Thoracic Outlet Syndrome (TOS) is a syndrome that can cause any combination of pain, weakness, numbness, tingling, a cold sensation or, sometimes, a more general type of discomfort in one or both upper limbs. This can be the result of compression of the vascular structures (arteries and/or veins), neurological structures (nerves between the shoulder and neck, known as the brachial plexus), or involvement of both the vascular and neurological structures. Learn more about TOS.
As the name suggests, winged scapula is a rare condition in which the shoulder blade juts out in a “wing-like” way from the back causing upper extremity limitations in lifting, pulling, and pushing. The condition results from an injury to the long thoracic nerve, which innervates (supplies nerves stimulus to) the serratus anterior muscle.
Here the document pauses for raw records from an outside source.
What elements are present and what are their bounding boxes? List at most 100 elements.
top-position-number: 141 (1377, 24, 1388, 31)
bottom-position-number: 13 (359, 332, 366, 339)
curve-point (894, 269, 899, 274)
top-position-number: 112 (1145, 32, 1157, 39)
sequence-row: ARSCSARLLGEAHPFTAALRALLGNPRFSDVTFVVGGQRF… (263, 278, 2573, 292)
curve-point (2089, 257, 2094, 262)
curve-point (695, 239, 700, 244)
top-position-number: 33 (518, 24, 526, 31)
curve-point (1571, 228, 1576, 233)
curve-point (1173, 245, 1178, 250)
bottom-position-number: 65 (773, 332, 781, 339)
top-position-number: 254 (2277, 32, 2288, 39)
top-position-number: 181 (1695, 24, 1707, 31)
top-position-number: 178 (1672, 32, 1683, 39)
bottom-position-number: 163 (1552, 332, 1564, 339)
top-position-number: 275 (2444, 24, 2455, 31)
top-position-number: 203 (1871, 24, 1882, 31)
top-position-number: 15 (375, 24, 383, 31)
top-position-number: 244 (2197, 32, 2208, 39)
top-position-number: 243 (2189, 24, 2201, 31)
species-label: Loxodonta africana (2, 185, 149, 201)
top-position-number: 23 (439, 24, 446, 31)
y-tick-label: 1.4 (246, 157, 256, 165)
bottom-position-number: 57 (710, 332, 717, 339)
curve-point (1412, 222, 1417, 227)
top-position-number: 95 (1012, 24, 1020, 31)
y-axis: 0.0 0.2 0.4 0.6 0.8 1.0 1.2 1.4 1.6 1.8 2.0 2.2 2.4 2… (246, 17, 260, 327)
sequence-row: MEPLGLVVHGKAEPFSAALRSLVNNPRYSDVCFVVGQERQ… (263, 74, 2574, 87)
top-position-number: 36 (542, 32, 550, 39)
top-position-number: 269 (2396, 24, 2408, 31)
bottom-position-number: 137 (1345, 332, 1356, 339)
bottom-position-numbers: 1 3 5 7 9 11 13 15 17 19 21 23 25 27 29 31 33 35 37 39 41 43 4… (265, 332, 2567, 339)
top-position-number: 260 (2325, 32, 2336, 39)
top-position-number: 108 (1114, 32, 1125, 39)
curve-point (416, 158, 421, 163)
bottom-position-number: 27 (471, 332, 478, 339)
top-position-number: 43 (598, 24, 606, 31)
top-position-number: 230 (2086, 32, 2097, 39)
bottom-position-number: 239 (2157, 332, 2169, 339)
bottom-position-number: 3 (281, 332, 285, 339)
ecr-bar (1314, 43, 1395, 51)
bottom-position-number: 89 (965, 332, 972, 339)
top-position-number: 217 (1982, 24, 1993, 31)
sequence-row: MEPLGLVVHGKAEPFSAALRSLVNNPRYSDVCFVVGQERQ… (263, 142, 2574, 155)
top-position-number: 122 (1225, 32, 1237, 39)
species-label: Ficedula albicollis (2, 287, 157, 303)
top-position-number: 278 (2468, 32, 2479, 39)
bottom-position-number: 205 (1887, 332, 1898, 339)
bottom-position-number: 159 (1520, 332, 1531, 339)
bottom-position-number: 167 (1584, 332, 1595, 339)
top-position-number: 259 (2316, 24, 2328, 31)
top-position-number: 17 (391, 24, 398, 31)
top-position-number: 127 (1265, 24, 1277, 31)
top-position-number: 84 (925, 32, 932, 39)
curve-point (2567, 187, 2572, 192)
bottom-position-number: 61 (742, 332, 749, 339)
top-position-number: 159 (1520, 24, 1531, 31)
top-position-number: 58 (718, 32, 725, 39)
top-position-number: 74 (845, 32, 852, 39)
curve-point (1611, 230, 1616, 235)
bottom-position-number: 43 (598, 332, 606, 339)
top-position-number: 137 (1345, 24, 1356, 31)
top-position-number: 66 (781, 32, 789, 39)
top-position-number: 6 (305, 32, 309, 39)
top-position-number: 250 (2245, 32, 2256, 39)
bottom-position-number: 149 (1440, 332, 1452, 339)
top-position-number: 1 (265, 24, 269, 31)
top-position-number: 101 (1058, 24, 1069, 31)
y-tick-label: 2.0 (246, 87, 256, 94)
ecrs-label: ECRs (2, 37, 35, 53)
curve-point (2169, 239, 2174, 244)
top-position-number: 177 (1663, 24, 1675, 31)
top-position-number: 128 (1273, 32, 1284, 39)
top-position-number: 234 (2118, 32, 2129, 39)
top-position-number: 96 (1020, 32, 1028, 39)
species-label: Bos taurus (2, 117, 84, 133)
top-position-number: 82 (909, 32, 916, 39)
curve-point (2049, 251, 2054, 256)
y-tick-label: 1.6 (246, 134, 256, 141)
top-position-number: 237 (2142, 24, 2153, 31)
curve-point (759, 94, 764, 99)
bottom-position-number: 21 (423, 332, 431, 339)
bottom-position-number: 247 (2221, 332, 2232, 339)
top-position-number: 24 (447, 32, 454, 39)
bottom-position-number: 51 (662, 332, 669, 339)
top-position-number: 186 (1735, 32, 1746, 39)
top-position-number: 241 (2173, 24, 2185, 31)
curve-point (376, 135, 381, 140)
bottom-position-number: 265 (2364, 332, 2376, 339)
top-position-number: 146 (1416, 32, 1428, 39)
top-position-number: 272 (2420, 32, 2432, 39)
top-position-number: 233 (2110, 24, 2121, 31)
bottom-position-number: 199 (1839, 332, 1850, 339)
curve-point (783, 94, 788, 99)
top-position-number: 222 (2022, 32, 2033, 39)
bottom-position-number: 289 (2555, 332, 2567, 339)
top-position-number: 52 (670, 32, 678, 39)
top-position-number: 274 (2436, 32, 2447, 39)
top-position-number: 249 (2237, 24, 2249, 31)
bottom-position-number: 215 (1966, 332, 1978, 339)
Once this connection is disrupted, the joint becomes unstable and the scapula “pops” out of place. While usually caused by trauma, including brachial plexus injury, winged scapula may occur as the result of an isolated sports injury or a lymph node biopsy. Some patients with winged scapula are still able to use the arm on the affected side, but prompt treatment is recommended, even in instances when the condition is not caused by traumatic injury. An unstable shoulder may result in other conditions such as bursitis and chronic pain, and difficulty raising the shoulder.